53/69 Wednesday, January 28, 2026
Microsoft has released an out-of-band security update to address an actively exploited zero-day vulnerability in Microsoft Office, tracked as CVE-2026-21509. The vulnerability affects multiple Office versions, including Office 2016, Office 2019, Office LTSC 2021, Office LTSC 2024, and Microsoft 365 Apps for Enterprise.
According to Microsoft, the flaw is classified as a Security Feature Bypass vulnerability, caused by the application relying on untrusted input when making security decisions. This allows attackers to bypass built-in security protections by delivering a maliciously crafted Office document and tricking victims into opening it. Microsoft confirmed that the Preview Pane is not affected and cannot be used as an attack vector. However, the company has not yet disclosed detailed technical information about the attacks observed in the wild.

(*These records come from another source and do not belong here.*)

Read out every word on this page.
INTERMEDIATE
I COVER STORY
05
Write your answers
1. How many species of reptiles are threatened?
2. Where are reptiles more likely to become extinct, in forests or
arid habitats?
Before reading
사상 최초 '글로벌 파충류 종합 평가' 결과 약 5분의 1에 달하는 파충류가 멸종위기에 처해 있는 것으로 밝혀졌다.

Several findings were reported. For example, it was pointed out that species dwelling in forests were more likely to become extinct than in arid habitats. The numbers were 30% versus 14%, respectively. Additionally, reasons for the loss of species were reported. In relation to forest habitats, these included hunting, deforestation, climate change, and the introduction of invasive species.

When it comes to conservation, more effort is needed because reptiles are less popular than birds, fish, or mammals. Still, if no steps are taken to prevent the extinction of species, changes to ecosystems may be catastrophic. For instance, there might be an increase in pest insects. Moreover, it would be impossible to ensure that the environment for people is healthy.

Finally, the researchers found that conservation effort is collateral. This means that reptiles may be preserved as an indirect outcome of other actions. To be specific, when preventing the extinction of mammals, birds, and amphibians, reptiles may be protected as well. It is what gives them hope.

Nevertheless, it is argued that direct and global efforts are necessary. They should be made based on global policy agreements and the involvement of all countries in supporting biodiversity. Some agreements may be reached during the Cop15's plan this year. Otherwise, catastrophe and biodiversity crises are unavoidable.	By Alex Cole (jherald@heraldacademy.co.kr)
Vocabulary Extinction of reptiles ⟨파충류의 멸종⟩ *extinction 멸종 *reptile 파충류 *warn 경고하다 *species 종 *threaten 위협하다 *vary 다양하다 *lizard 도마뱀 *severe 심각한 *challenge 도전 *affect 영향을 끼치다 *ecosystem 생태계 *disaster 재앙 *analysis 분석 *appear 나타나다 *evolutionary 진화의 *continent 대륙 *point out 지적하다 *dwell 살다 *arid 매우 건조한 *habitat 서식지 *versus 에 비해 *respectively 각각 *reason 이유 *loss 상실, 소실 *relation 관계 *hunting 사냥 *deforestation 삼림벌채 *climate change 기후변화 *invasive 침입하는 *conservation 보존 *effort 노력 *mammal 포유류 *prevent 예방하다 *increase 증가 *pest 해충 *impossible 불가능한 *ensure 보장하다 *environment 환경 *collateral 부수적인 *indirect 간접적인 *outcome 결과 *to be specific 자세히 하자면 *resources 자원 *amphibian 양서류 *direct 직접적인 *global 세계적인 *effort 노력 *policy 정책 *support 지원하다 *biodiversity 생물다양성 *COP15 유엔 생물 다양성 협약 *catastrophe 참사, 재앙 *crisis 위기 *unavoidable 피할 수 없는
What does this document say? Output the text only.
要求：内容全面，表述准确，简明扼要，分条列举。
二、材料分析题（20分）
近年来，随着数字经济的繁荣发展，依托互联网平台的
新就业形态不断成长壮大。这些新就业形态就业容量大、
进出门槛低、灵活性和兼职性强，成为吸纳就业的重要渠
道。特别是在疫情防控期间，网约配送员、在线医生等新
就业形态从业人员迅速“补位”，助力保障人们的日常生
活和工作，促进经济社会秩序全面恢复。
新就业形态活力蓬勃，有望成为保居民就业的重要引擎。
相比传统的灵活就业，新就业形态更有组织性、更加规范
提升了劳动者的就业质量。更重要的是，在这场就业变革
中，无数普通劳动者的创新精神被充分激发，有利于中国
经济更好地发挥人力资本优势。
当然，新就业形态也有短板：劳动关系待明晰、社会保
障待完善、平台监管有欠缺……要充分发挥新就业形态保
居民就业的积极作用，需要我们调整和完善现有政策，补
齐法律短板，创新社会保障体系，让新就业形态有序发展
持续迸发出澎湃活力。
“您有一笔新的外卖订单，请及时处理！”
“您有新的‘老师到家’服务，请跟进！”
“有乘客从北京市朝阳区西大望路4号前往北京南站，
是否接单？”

The update mitigates issues related to bypassing OLE and COM control protections in Office, which could otherwise allow risky controls to be executed. For Office 2021 and newer versions, protection is applied automatically via a service-side fix once the application is restarted. Users of Office 2016 and Office 2019, however, must install upcoming security updates or manually configure Windows Registry settings to block vulnerable COM/OLE controls. Microsoft advises users to back up the registry before making changes and to restart Office applications after applying the mitigation.